También cabía la posibilidad de que Bernie se hubiera desmayado encima de la maqueta. Era sábado, y se suponía que tenía que ir a trabajar en la iglesia de St. James, pues se encargaba de prepararla para los servicios del domingo. Pero el pobre hombre no tendría ni la menor idea del día que era hasta que regresara Betsy, arrojase la carne encima de la mesa, justo al lado de la oreja de su marido, y el ruido asustase a éste y lo sacase del sopor de la embriaguez.

Cuando levantara la cabeza, Betsy vería que se le había quedado grabada en la cara la marca del coche en cuya maqueta trabajaba, y se mostraría asqueada. Como tendría a Malcolm fresco en la memoria, comprendería lo injusta que era la posición en que se hallaba.

– ¿Ya has estado en la iglesia? -le preguntaría a Bernie. Era el único empleo que éste tenía, pues ningún Perryman había labrado la tierra de la granja desde hacía por lo menos ocho generaciones-. El padre Naughton no es como los demás, Bernie. No está dispuesto a aguantarte sólo porque seas un Perryman, para que te enteres. Hoy tienes que ocuparte de la iglesia y del cementerio. Y ya es hora de que te pongas a ello.

Bernie nunca había sido un borracho beligerante y no iba a empezar a serlo ahora. Le diría a su mujer:

– Ya voy, cariño. Pero tengo una sed espantosa. Tengo la garganta como si estuviese llena de arena.
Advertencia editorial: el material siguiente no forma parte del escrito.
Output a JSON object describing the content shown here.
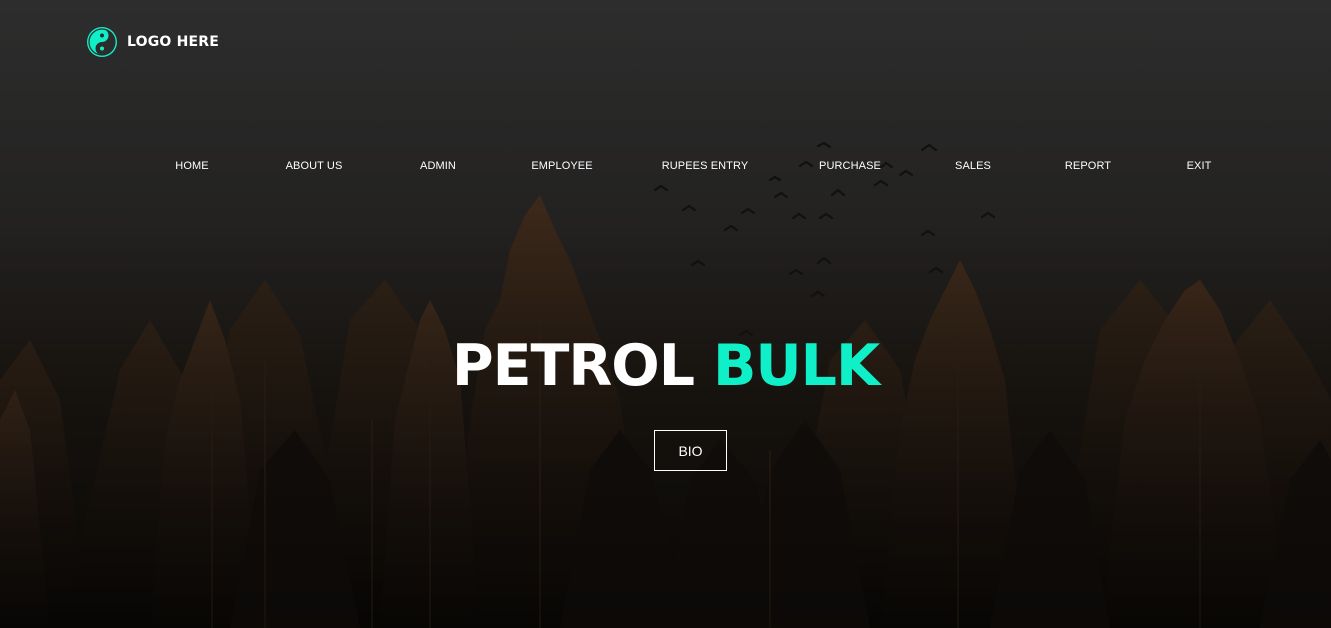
{
  "logo": {
    "text": "LOGO HERE",
    "icon": "yin-yang-icon"
  },
  "nav": {
    "items": [
      {
        "label": "HOME"
      },
      {
        "label": "ABOUT US"
      },
      {
        "label": "ADMIN"
      },
      {
        "label": "EMPLOYEE"
      },
      {
        "label": "RUPEES ENTRY"
      },
      {
        "label": "PURCHASE"
      },
      {
        "label": "SALES"
      },
      {
        "label": "REPORT"
      },
      {
        "label": "EXIT"
      }
    ]
  },
  "hero": {
    "title_white": "PETROL",
    "title_accent": "BULK",
    "button_label": "BIO",
    "background": "forest-with-birds-image"
  },
  "colors": {
    "accent": "#0ff0c8",
    "text": "#ffffff",
    "background": "#2c2c2c"
  }
}
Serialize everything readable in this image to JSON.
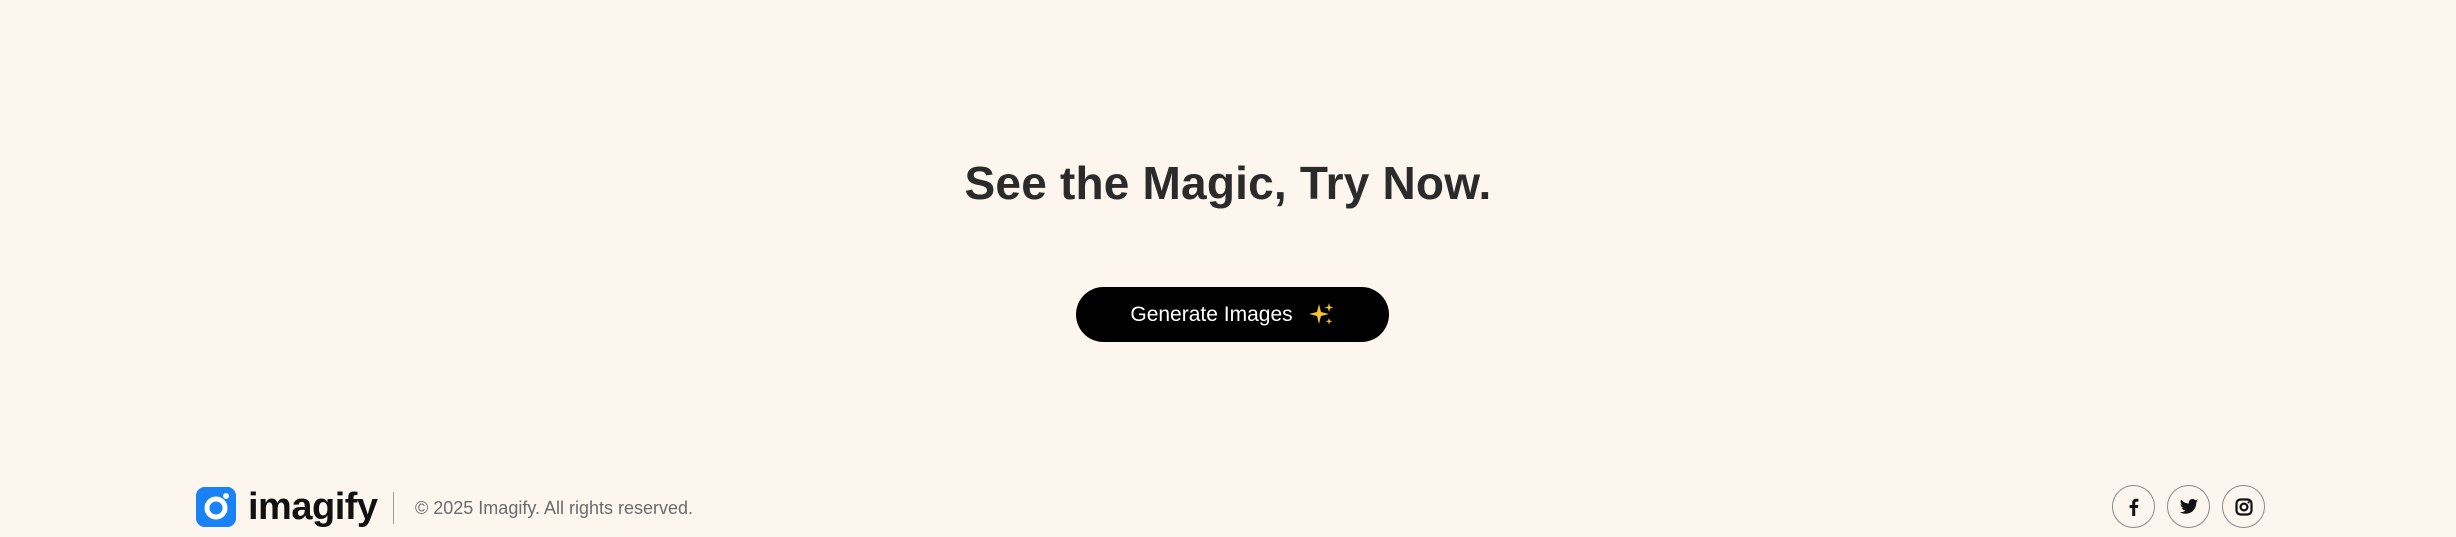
{
  "cta": {
    "headline": "See the Magic, Try Now.",
    "button_label": "Generate Images",
    "button_icon": "sparkle-icon"
  },
  "footer": {
    "logo_text": "imagify",
    "logo_icon": "camera-lens-icon",
    "brand_color": "#1a82f7",
    "copyright": "© 2025 Imagify. All rights reserved.",
    "social": [
      {
        "name": "facebook",
        "icon": "facebook-icon"
      },
      {
        "name": "twitter",
        "icon": "twitter-icon"
      },
      {
        "name": "instagram",
        "icon": "instagram-icon"
      }
    ]
  },
  "colors": {
    "background": "#fdf6ee",
    "button_bg": "#000000",
    "button_text": "#ffffff",
    "headline": "#2b2b2b"
  }
}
Le dedicaría la misma sonrisa afable con que había conseguido conquistar el corazón de Betsy en Blackpool, donde se conocieron. Y aquella sonrisa le recordaría a ella cuáles eran sus deberes, a pesar de las atenciones que le había dedicado Malcolm poco antes. Pero aquello estaba muy bien, porque lo último que le convenía a Malcolm Cousins era que Betsy Perryman se olvidase de cuál era su deber.

Así que le preguntaría si se había tomado la medicina, y como Bernie Perryman nunca hacía nada, salvo servirse Black Bush, sin que se lo tuvieran que recordar una docena de veces, la respuesta sería que no. Así que Betsy buscaría las píldoras y le pondría la dosis correspondiente en la palma de la mano a su marido. Y éste, obediente, se las tomaría y luego saldría tambaleante de la casa, sin chaqueta, como siempre, y se dirigiría a la iglesia de St. James para cumplir con su obligación.

Betsy lo llamaría para que cogiera la chaqueta, pero Bernie le diría que no con la mano. Y ella le gritaría:

– Bernie, te va a suceder algo…

Pero luego se callaría ante la súbita idea que le pasaría por la cabeza. Al fin y al cabo, que a Bernie le ocurriese algo, que muriese, era lo que a ella le convenía para poder estar con su amado.

Así que la mirada de la mujer se posaría en el frasco de píldoras y leería la etiqueta: «Digitoxin. No exceder de una tableta al día sin consultar con el médico».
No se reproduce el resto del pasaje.